肺疾患
Top 最終更新日 2017/06/21

★ 肺炎患者の歯科治療

・ 高齢者の誤嚥性肺炎に注意。
* 誤嚥の原因: 咳反射と嚥下反射能力が低下するのが原因。
咳反射 → 気管にはいった異物を咳をすることによって体外に排泄する防御反射。
嚥下反射 → 軟口蓋部、舌根部、咽頭後壁部などへの刺激により、呼吸を停止し、唾液や食べ物を咽頭から食道に送り込む反射運動。
脳梗塞患者は、神経伝達物質のドーパミンの放出が阻害され、神経ペプチドのサブスタンスPの生産が低下して咳反射と嚥下反射が阻害され、誤嚥性肺炎が起こりやすい。
強力な睡眠薬はドーパミンを抑制し、結果誤嚥をおこしやすい。
唾液分泌の低下も誤嚥に影響する。
総義歯患者では、義歯を装着しないと唾液の分泌が低下するのでなるべく装着するようにする。

★ 肺癌患者の歯科治療

喫煙者の肺癌発症リスクは非喫煙者の10〜20倍。
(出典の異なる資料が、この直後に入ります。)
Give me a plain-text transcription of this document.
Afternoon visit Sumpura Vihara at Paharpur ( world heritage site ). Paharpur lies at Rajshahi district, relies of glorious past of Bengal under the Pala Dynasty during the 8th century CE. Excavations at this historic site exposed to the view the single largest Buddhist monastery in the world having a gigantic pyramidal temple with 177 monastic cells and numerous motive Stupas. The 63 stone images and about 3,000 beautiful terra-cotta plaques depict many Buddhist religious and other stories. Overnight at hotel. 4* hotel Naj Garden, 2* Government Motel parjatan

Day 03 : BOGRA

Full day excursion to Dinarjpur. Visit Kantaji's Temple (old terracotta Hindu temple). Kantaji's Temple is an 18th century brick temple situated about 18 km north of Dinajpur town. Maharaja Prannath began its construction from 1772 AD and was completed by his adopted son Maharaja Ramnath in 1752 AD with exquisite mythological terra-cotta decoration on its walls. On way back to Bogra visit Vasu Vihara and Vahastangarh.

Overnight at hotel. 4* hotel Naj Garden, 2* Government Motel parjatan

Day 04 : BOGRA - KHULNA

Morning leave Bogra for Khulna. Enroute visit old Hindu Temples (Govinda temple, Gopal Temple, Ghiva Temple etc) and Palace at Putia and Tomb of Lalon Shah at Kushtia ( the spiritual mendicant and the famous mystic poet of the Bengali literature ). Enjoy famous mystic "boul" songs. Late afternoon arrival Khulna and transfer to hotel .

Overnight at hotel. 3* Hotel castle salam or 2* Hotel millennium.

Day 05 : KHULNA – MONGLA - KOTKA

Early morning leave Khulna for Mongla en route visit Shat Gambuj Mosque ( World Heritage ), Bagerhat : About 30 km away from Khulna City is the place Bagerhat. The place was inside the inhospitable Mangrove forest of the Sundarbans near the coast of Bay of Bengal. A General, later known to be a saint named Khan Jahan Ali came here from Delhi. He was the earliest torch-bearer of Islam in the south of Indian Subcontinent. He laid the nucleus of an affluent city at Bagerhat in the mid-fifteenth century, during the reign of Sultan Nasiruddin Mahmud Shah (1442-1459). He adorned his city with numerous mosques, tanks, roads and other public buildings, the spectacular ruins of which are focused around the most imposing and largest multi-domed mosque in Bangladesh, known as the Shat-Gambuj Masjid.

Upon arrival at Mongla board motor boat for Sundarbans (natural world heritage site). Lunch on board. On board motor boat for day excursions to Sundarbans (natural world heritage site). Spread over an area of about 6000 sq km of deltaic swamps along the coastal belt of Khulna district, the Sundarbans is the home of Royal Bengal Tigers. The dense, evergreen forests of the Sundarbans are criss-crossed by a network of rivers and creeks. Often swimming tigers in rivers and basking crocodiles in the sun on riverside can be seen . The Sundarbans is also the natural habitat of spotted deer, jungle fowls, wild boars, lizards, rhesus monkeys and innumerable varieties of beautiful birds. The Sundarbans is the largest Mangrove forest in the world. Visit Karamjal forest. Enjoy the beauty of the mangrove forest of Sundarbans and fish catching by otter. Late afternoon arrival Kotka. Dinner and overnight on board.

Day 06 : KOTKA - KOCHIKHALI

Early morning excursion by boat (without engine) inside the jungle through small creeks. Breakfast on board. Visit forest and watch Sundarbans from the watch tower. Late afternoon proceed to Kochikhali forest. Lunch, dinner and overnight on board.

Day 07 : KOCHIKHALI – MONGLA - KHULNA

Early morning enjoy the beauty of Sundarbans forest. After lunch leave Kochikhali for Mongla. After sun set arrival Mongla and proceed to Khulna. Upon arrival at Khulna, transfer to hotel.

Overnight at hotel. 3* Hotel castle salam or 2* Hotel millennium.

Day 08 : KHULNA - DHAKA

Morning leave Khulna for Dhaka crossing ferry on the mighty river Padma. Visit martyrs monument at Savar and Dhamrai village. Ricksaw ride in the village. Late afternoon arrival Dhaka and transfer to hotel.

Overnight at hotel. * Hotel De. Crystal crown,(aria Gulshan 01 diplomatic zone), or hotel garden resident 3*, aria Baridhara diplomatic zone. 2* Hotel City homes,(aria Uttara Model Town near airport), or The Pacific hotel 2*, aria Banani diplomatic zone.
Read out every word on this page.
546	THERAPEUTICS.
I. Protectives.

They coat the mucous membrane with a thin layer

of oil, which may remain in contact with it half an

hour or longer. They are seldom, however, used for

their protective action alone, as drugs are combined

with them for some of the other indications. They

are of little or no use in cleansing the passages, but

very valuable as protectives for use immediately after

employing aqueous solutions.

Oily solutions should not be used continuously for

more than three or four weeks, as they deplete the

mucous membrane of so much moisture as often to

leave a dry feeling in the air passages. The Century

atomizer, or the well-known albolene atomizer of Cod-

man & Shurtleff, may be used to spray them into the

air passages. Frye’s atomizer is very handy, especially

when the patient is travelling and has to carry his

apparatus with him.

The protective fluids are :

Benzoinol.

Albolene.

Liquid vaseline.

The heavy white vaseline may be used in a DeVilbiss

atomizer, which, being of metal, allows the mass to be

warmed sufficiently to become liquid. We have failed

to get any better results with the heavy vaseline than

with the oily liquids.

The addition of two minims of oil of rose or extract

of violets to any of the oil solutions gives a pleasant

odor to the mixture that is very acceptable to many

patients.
受動喫煙でもリスクは20%上昇する。
肺癌患者は抗ガン剤により全身的免疫力の低下などに注意。

★ 歯科における誤嚥性肺炎の予防

・ 誤嚥性肺炎のリスクは要介護者など、身体機能が衰えた人におこりやすい。
・ 誤嚥性肺炎の予防には口腔ケアが有効である。
・ 口腔清掃だけではなく、ゼラチンゼリーを併用すると肺炎や発熱を起こしにくくなる。

# 摂食機能障害
・ 「むせやすい」「口が渇く」「物がかみずらい」というのは予備軍。